Der Wirt warnt außerdem vor einem steilen Schneefeld, und so beginnt der nächste Tag gleich mit einem Umweg. Aber sicher ist sicher! Beim vormittäglichen Abstieg warten einige versicherte Stellen auf uns, die alle mit etwas Klettererfahrung und Trittsicherheit gut passierbar sind. Schöne Ausblicke runter zur Nationalparkgemeinde Pralognan-la-Vanoise. Eine aussichtsreiche Pause auf dem Col du Grand Marchet (2.490 m), bevor der Weg durch ein steiles Schneefeld hinab führt – eine Umgehung ist nicht möglich, also hochkonzentriert durch! Die Knie sind wenig erfreut vom dann folgenden langen Abstieg über Stein und Fels, aber es hilft nichts. Besonders steile Stellen sind versichert. Schließlich ist der Wendepunkt erreicht, von nun an geht es wieder bergauf in Richtung Refuge Col de la Vanoise, am Fuß der Gand Casse. Jedoch beginnt nun der Wettlauf mit den dunklen Wolken, die sich von Westen her bedrohlich auftürmen. Wir ziehen das Tempo an, das lauter werdende Donnergrollen ist ein guter Wadenbeißer. Ungefähr eine Stunde ist es noch bis zur Hütte. Herrje, das Gewitter kommt zu früh! Es ist gerade erst Mittagszeit. Wir müssen uns eingestehen, dass wir es nicht schaffen bis zum Refuge. Der Regen wird immer stärker, unter einem Felsvorsprung finden wir Deckung. Donner und Blitz mal von da, mal von dort. Hm, was aus Metall haben wir eigentlich im Rucksack? Wanderstöcke, Regenschirm. Besser weit weglegen. Wir hocken bewegungslos am Boden, kein Gewitterende in Sicht. Mir wird richtig kalt. Nach langen 45 min scheint der Donner sich zu entfernen, die Abstände zu den Blitzen wird größer. Können wir es wagen? In einer Art „Felswand-Hopping“ bewältigen wir den weiteren Anstieg, bis wir an den Lac des Assiettes kommen. Allerdings ist der See völlig ausgetrocknet. Donner und Blitz sind wieder näher gerückt, und wir flitzen die letzten paar Hundert Meter zur Hütte. Selten so froh gewesen, ein sicheres Dach über dem Kopf zu haben!

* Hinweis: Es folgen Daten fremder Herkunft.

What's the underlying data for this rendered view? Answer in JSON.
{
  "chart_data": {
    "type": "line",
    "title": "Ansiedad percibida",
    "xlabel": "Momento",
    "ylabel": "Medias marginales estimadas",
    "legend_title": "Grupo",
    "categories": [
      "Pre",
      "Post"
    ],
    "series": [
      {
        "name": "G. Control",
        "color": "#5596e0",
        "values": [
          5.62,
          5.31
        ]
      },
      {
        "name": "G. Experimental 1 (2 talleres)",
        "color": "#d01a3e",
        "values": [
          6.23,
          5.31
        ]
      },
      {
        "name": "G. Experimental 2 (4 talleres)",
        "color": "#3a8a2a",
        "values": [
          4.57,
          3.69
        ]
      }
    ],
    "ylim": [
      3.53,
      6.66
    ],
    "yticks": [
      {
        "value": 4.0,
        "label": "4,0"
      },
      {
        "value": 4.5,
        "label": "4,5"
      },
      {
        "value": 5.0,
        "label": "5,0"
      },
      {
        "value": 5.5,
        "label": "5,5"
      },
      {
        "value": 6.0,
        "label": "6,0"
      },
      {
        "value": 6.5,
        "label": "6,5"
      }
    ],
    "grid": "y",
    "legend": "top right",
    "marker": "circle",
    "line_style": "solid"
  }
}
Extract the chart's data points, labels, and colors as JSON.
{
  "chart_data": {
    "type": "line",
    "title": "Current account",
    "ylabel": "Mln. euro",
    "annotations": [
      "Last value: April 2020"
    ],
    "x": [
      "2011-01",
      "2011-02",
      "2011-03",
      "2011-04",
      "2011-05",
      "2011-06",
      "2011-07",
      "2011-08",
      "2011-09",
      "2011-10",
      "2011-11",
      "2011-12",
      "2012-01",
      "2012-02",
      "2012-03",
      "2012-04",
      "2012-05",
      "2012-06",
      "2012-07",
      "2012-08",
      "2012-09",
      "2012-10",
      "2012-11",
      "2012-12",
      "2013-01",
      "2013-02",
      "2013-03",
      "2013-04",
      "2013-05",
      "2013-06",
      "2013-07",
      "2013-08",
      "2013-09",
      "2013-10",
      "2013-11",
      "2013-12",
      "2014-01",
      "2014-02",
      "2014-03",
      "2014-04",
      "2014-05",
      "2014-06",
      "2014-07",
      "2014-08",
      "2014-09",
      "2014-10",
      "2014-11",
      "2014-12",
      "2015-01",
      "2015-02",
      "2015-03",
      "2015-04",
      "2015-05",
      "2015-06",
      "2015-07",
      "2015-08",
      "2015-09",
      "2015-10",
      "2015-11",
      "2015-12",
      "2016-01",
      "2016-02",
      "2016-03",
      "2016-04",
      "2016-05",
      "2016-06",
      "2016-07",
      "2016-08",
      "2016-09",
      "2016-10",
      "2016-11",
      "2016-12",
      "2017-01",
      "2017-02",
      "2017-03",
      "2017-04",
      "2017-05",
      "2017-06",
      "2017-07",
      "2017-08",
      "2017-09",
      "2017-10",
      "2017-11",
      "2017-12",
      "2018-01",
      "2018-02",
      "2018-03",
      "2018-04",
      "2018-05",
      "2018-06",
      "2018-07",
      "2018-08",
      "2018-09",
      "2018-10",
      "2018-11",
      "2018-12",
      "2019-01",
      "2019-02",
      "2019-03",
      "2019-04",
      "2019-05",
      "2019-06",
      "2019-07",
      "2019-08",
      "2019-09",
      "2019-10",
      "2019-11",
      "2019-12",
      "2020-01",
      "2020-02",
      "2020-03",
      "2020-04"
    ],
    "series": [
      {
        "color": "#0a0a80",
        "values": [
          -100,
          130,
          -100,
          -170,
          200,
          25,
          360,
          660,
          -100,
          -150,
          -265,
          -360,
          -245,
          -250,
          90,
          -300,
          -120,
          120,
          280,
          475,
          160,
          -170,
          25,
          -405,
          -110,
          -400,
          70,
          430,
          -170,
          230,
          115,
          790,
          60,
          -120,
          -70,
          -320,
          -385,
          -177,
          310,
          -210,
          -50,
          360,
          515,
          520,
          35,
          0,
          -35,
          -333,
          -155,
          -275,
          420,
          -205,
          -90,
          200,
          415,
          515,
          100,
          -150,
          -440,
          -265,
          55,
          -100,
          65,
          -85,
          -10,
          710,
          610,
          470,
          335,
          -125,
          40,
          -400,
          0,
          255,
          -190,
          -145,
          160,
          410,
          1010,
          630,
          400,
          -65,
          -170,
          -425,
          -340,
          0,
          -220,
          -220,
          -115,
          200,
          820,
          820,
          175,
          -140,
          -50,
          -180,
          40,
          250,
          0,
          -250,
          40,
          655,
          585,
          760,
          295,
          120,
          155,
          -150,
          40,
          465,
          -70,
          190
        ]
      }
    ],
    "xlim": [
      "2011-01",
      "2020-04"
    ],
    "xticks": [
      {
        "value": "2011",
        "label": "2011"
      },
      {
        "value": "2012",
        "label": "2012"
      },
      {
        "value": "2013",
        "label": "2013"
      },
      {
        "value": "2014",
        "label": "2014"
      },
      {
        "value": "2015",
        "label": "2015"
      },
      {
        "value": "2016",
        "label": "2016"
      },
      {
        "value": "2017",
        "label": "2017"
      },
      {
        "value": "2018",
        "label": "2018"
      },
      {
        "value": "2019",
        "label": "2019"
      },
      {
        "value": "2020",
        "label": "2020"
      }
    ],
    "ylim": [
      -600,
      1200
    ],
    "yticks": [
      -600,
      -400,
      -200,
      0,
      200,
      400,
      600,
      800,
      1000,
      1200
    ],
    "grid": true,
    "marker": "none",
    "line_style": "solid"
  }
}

Die Hütte erinnert an eine moderne Jugendherberge – 2013 neu errichtet bietet sie auf 2.518 m 100 Schlafplätze. Von hier aus starten die, die die Gran Casse besteigen wollen. Ein geheizter Trockenraum, ein weitläufiger Essenraum mit großen Fenstern. Ein heißer Tee, herrlich. Das belgische Paar ist auch hier, wir quatschen ausgiebig. Dann Aufregung im Saal – Ferngläser werden gezückt. An einer nah gelegenen Felswand sind zwei stattliche Steinböcke zu beobachten.

Im Nebel unterwegs

Col da la Vanoise ist der nördlichste Punkt der Route, von nun an treten wir sozusagen den Rückweg an. Die Farbe des nächsten Tages ist: grau. Wir haben Glück, während der ersten Wanderstunde lichtet sich die dichte Wolkendecke hin und wieder. Wir laufen auf dem GR 55 über das Hochplateau, an mehreren Gletscherseen vorbei. Die Murmeltiere pfeifen wieder, scheu sind sie gar nicht.

Ein grandioser Blick ins Tal Vallon de la Leisse, nördlich davon erhebt sich die Gran Casse. Der Gipfel ist in Wolken gehüllt. Die Route führt nun auf dem GR 5 südwärts. Nebelschwaden ziehen auf. Ich freue mich über die roten Fähnchen, die den Weg markieren – damit fällt die Orientierung leichter. Wir queren Geröllfelder, Schneefelder, pralle Bergbäche – zum Glück mit Brücken – und ahnen die Schönheit der Landschaft. Auch nur erahnen können wir den Gletscher oberhalb des Weges. Mal ist es trocken, mal nieselt, mal regnet es. Wir reden wenig, konzentrieren uns stets auf den nächsten Schritt. Fast ein meditativer Tag. Am Nachmittag wird der Nebel immer dichter, man sieht kaum mehr die Hand vor Augen. Es ist nicht mehr zu erkennen, wie abschüssig die Talseite des Weges ist und wie weit runter es geht – das verunsichert mich. Die letzte Stunde bis zum Refuge L´Arport ist zäh. Welch Erleichterung, als die Hütte endlich auftaucht.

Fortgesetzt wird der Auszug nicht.